Greencards through Employment
The five tiered U.S. employment immigration categorization system was established in 1990 and allocates approximately 140,000 immigrant visas (“greencards”) to qualified employees and their families. The five tiers are:
- Employment First Preference (employment based 1 or “EB1”): Priority Workers – People with Extraordinary Ability, Outstanding Researchers and Professors and Multinational Managers and Executives.
- Employment Second Preference (EB2): Professionals Holding Advanced Degrees, Persons of Exceptional Ability and National Interest Waivers
- Employment Third Preference (EB3): Skilled Workers, Professionals, and Unskilled Workers (Other Workers)
- Employment Fourth Preference (EB4): Certain Special Immigrants (e.g. religious workers, broadcasters, certain translators, etc. . . click here for a complete list
- Employment Fifth Preference (EB5): Immigrant Investors
EB2 and EB3 are the most common categories because they encompass employees filling positions that require a university degree.
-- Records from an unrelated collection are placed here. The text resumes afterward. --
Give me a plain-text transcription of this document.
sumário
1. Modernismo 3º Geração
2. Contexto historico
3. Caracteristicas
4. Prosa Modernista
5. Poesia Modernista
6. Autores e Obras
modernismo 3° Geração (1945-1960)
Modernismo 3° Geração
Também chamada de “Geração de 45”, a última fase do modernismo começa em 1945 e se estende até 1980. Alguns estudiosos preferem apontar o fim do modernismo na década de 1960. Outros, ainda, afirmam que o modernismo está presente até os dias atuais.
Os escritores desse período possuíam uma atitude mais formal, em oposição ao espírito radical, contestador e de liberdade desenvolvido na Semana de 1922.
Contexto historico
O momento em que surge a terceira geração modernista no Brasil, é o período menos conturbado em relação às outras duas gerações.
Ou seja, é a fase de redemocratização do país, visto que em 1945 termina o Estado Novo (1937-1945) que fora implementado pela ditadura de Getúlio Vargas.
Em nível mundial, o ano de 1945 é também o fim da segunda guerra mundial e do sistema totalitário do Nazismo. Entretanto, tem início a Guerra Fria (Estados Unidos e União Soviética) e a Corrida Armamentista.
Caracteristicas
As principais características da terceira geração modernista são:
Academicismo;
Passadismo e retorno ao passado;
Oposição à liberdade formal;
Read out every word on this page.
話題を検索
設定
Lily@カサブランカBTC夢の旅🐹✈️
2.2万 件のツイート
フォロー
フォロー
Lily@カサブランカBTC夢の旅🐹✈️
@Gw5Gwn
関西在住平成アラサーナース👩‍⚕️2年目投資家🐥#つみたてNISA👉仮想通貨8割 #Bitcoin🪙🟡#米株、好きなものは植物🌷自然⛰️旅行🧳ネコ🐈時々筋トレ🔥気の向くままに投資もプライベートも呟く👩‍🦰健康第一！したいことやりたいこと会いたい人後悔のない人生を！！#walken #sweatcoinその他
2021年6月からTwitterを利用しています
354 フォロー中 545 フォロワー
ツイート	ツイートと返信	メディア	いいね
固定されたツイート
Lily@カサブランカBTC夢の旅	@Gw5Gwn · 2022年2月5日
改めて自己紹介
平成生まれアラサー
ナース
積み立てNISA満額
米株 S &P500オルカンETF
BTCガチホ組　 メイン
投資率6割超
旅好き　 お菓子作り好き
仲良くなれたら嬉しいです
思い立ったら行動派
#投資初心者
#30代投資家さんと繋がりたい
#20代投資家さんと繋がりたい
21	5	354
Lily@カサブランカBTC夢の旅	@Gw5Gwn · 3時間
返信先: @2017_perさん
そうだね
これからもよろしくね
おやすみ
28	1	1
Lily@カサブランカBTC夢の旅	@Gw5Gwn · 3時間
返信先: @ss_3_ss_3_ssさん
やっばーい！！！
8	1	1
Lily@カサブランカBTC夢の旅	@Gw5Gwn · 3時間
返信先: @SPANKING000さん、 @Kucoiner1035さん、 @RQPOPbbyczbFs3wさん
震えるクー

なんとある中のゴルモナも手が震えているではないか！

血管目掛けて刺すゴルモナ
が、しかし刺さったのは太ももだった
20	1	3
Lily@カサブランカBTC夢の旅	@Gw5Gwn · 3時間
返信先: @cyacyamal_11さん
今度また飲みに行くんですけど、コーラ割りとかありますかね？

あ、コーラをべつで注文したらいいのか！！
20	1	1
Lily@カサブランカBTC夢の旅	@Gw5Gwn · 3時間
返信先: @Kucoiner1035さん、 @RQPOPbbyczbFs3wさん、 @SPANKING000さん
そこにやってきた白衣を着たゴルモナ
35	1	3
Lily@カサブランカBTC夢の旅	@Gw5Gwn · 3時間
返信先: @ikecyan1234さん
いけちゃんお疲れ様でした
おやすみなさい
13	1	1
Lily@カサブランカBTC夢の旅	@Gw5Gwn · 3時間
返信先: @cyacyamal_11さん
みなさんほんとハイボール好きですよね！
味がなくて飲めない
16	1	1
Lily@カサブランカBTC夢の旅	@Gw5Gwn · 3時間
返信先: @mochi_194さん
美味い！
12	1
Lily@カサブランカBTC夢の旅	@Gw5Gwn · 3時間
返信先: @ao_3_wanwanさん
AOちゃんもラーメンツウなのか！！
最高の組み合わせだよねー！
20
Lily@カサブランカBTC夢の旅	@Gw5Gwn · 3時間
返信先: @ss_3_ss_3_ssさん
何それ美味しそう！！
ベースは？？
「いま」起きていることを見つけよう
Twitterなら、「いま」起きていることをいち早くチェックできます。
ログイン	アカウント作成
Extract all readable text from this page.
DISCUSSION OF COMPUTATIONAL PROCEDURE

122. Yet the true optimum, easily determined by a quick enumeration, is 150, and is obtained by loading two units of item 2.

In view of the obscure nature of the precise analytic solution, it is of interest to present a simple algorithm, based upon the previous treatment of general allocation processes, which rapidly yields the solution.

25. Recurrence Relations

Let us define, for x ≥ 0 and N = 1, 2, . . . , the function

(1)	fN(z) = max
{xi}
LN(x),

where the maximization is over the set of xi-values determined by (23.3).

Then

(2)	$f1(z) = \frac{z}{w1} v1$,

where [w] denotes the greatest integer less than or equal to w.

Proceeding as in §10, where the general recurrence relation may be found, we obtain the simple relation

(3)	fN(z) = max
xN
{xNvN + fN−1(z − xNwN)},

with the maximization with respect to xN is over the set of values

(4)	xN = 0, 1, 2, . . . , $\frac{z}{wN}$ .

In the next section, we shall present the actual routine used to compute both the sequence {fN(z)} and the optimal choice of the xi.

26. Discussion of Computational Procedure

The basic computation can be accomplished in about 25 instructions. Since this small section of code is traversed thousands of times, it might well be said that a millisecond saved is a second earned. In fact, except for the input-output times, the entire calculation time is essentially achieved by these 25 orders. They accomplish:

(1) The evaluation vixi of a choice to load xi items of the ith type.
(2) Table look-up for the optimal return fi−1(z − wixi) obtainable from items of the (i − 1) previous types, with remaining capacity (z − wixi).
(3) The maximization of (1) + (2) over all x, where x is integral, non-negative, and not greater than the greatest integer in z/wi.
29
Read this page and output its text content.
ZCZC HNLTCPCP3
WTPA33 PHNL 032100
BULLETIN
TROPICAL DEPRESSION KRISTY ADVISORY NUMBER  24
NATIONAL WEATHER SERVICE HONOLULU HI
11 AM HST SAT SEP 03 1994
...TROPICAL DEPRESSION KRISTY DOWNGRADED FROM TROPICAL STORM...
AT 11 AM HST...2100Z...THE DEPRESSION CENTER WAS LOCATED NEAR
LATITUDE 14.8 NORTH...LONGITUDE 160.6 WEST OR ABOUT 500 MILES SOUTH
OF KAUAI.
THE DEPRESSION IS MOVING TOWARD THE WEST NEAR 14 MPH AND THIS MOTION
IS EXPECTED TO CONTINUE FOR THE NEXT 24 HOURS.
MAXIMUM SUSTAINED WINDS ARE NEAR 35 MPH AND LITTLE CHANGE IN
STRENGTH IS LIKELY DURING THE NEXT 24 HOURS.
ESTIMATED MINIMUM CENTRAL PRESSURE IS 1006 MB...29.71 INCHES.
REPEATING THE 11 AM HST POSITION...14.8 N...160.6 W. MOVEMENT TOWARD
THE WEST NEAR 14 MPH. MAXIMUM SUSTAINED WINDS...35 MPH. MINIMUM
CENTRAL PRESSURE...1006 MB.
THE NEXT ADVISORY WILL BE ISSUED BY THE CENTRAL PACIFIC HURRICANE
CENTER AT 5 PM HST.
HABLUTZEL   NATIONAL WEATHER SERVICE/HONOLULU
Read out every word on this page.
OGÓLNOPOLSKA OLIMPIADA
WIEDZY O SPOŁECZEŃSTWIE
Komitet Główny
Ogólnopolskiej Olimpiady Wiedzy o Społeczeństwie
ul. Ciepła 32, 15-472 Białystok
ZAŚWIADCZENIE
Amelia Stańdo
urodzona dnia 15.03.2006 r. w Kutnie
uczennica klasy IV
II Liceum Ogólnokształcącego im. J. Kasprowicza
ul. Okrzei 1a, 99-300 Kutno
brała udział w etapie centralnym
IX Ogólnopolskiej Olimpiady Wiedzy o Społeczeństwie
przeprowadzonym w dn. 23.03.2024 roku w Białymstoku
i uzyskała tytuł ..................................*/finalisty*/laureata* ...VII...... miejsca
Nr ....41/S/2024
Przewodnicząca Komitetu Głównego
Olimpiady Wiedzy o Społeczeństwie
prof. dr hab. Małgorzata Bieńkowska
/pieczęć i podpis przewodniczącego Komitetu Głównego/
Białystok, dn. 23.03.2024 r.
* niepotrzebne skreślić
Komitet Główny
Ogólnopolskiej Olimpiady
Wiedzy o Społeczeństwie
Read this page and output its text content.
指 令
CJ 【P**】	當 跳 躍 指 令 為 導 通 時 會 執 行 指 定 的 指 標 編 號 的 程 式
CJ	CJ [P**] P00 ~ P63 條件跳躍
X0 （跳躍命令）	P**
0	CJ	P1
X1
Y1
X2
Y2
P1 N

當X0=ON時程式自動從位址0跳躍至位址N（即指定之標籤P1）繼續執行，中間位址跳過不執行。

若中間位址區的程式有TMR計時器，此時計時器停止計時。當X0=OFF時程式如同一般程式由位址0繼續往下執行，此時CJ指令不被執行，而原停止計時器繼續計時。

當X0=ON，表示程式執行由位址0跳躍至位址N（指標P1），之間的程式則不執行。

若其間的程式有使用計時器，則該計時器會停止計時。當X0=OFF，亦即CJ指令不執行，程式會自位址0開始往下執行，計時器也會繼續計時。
Most individuals in the EB2 and EB3 categories must have their employer obtain a certified “Labor Certification” in order to qualify for a greencard.
A Labor Certification is a process where the U.S. employer of the potential immigrant proves to the Department of Labor that there are not willing, able and qualified U.S. workers to fill the position. To prove this, an U.S. employer must conduct specific recruiting steps in an attempt to fill the position with an U.S. worker. If a qualified, willing and able U.S. worker is found, the Labor Certification step cannot be completed. If no U.S. worker is found, the Labor Certification is “certified” and the intending immigrant can proceed to the final less rigorous steps to becoming a LPR (“Lawful Permanent Resident” or “greencard holder”).
Individuals in the EB1 category as well as individuals in the EB2 category who qualify for a National Interest Waiver do not have to complete the Labor Certification step.